The current tensions in Strait of Hormuz between US and Iran could jeopardise an estimated $227 billion in crude oil exports, impacting many leading economies, including the US, China and India, according to analysis by Russell Group, a data and analytics company.
The Strait of Hormuz is one of the world’s most valuable shipping lanes, with an annual flow of trade of $685 billion according to Russell’s analysis. Crude Oil makes up 69% of the total exports in a year.
The analysis comes after a recent flaring of tensions between the United States and Iran.
Last week, Iran seized Advantage Sweet, a Marshall Islands flagged tanker in the Gulf of Oman that was heading for Houston, under charter by Chevron.
Many believe this was in retaliation for the US seizure of the Suez Rajan, that was believed to be carrying Iranian oil, which was redirected to the United States.
The tensions escalated further, with Iran seizing another tanker, the Niovi, a Panama-flagged tanker that was sailing from Dubai to UAE port of Fujairah yesterday.
There are fears that any escalation in the Strait of Hormuz, which is home to many Gulf oil-producing nations, could have repercussions for the global economy.
Further analysis by Russell shows that the US, China and India would experience some economic damage from any further Iranian escalations in the Strait of Hormuz.
India has the largest exposure, importing an estimated $95 billion in total ship trade (which includes Crude Oil and other commodities), from UAE, Iraq and Saudi Arabia combined.
Meanwhile, China and the US import an estimated $19 billion and $17 billion in commodities every year from Saudi Arabia.
Suki Basi Russell Group MB commented on these figures: “The recent escalation in tensions in the Strait of Hormuz is a worrying sign for all participants in the global maritime, oil and finance supply chain ecosystem.

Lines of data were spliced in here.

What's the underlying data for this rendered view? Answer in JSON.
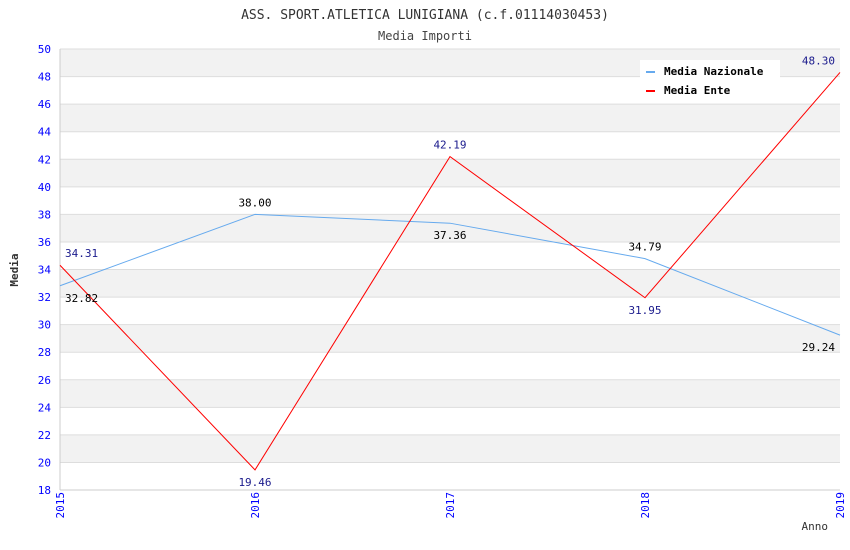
{
  "chart_data": {
    "type": "line",
    "title": "ASS. SPORT.ATLETICA LUNIGIANA (c.f.01114030453)",
    "subtitle": "Media Importi",
    "xlabel": "Anno",
    "ylabel": "Media",
    "x": [
      "2015",
      "2016",
      "2017",
      "2018",
      "2019"
    ],
    "ylim": [
      18,
      50
    ],
    "ytick_step": 2,
    "grid": true,
    "legend_placement": "top-right",
    "series": [
      {
        "name": "Media Nazionale",
        "color": "#66aaee",
        "label_color": "#000000",
        "values": [
          32.82,
          38.0,
          37.36,
          34.79,
          29.24
        ],
        "labels": [
          "32.82",
          "38.00",
          "37.36",
          "34.79",
          "29.24"
        ]
      },
      {
        "name": "Media Ente",
        "color": "#ff0000",
        "label_color": "#1a1a8c",
        "values": [
          34.31,
          19.46,
          42.19,
          31.95,
          48.3
        ],
        "labels": [
          "34.31",
          "19.46",
          "42.19",
          "31.95",
          "48.30"
        ]
      }
    ]
  }
}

The Strait of Hormuz is a vital conduit for transporting crude oil to the rest of the world and a huge, connected risk in global supply chains. Key event drivers for Connected Risk are the ways in which political, economic, and environmental stability or supply chain, credit and cyber security risks combine to disrupt trade and cause operational and financial loss.
Organisations are exposed to Connected Risk when they fail to grasp, or disregard, the multi-dimensional nature of business-to-business relationships where a single event could impact firms and disrupt trade. Understanding this interconnectivity is fundamental to navigate trade in a connected economy and to maintain successful and sustainable business performance.”